Non-banking has been the center of several episodes of market turmoil in recent years, including dashcash in the bond market after the pandemic hit, the collapse of family office Archegos Capital Management three years ago, and liquidity crunching in energy traders after Russia’s invasion of Ukraine.
Claudia Buch, chair of the ECB’s Supervisory Committee, spoke to the European Parliament at a recent hearing.
“So it’s important that this is well understood and well regulated too,” Boeuf said. “So, not all NBFIs are at greater risk than banks and other financial institutions, but they need to address risks in a proper way, and regulations must cover those risks.”

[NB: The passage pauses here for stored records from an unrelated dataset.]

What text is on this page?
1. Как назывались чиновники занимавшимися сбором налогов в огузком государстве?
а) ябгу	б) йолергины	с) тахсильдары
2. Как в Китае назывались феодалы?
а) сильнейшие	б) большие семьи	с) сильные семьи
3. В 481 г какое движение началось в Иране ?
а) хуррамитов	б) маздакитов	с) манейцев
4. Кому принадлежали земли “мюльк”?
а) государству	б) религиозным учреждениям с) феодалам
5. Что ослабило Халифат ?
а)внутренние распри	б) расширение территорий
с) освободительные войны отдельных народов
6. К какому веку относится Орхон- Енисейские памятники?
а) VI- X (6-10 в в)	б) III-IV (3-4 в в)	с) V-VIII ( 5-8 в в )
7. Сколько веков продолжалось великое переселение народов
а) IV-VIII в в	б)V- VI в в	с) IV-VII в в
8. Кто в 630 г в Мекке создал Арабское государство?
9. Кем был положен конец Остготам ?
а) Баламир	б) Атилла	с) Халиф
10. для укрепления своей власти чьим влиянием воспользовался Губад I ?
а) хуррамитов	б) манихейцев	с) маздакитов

EU regulators are also concerned that the region will be slow to close the rules for money market funds, a key source of bank funding, with a lower minimum liquidity requirement than the US and UK funding requirements.
Some European national authorities have already announced that they are planning to launch similar stress tests for so-called non-banking financial intermediaries (NBFIs), including those in France.
The EU exercises are built on specific sector-centric stress tests already regularly implemented for banks, insurance companies, money market funds and clearing houses in 27 country blocks.
The aim is to examine how a crisis spreads between different parts of the financial system and whether this can magnify the impact rather than absorbing it.
The discussion includes the European Banking Authority, the European Securities and Markets Authority, the European Insurance and Labor Pensions Authority, the ECB, the European Commission and the European Systemic Risk Committee. All regulators and committees declined to comment.
The committee said Friday that it would delay implementation of strict capital requirements for banks’ securities trading operations until early 2027. The delay will allow Brussels to clarify whether the US will proceed with rules agreed by the Basel Committee’s global regulator on banking supervision.
BOE engaged more than 50 city-city institutions in London institutions in a so-called system-wide exploratory scenario that includes theoretical defaults for hedge funds, and modeled how periods of stress ripple over non-banking companies.
City businesses were eased when BoE said two years ago that the responsible-driven investment fund in the pension scheme that had been causing a crisis in the gold leaf market was “relatively high.”
However, it warned that fire sales of assets by pension funds, hedge funds and other investors could escalate the market crisis, especially as they had “discontinuous expectations” about their ability to raise cash in meltdowns.